EthCC 2026 女性参加者減少の真相とは
みなさん、こんにちは。今回は、2026年にフランスのカンヌで開催されたヨーロッパ最大級のイーサリアムカンファレンス「EthCC 2026」に関する興味深い話題をお届けします。
EthCC 2026で感じられた女性参加者の減少
今年のEthCCでは、女性の参加者が明らかに減少したという声が多く聞かれました。特にマーケティングやPR、イベント関連の職種で女性が多かったのですが、暗号資産市場の低迷に伴う人員削減の影響を受けているようです。実際、現地での参加者や業界関係者からは「市場が悪化すると、女性が多い職種から真っ先に削減される」という意見が出ています。
この背景には、暗号資産業界の採用動向を調査しているリクルーター PlexusRS の報告もあります。彼らのデータによると、女性の採用は前年比で137%増加したものの、全体の採用に占める女性の割合はまだ8%未満にとどまっているとのこと。特にエンジニアリング以外の職種、つまりマーケティングやコミュニティ運営、広報などの非技術職で女性の割合が高いのですが、これらの職種は市場の変動やAI導入による構造変化の影響を受けやすいと指摘されています。
非技術職の人員削減が広がる傾向
この傾向は暗号資産業界だけでなく、テクノロジーや金融業界全体にも見られます。成長の鈍化や金利上昇、AIへの積極的な投資が進む中で、非技術職の人員削減が加速しています。例えば、Crypto.comは2026年3月に全従業員の約12%を削減すると発表し、その理由にAIの導入による業務効率化を挙げています。
また、Fortune誌の調査によると、大手企業の66%が2026年まで採用凍結や削減を計画しており、特に新卒や中間管理職の求人が大幅に減少していることも明らかになっています。こうした動きは、女性が多く従事している「ソフト」な職種に特に影響を与えているようです。
EthCCでの女性の存在感と今後の課題
カンヌでの現場の声では、女性が非技術職で果たしてきた役割の重要性が強調されています。これらの職種は、技術的なバックグラウンドがなくても暗号資産業界に入るための入り口となってきました。しかし、市場の変動によりその道が狭まることで、多様性の進展が揺らいでいる可能性があります。

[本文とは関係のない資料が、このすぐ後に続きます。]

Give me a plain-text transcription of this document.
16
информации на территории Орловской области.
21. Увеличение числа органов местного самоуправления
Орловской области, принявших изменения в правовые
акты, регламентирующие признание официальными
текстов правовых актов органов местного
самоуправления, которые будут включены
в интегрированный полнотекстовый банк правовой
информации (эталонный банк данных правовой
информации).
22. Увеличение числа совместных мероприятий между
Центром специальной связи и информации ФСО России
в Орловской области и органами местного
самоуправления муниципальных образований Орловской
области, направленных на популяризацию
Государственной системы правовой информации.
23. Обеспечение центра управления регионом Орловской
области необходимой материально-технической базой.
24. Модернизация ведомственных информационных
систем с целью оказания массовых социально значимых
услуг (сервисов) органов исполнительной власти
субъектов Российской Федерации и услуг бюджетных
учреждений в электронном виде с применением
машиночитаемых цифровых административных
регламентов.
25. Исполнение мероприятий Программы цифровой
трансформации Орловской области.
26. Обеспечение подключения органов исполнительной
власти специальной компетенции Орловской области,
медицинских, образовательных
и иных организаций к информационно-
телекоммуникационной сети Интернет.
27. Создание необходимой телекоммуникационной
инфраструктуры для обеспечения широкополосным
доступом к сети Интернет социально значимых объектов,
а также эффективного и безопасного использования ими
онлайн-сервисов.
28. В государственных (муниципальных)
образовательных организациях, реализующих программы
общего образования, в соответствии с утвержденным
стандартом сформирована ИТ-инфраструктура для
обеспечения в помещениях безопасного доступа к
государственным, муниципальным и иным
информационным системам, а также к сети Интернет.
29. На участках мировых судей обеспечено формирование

さらに、CoinLawの2026年の調査では、ブロックチェーン業界の女性の28%がハラスメントや差別を経験し、フィンテック業界の女性の60%が多様性の欠如を理由に職を離れているというデータもあります。こうした背景を踏まえると、技術職の多様化が進む一方で、女性の非技術職の減少が続くと、業界内での格差が広がるリスクも考えられそうです。
今回の話題は、暗号資産業界の多様性や労働市場の変化を考えるうえで重要な示唆を含んでいます。市場の動向や技術革新が女性のキャリアにどのような影響を与えるのか、引き続きウォッチしていきたいですね!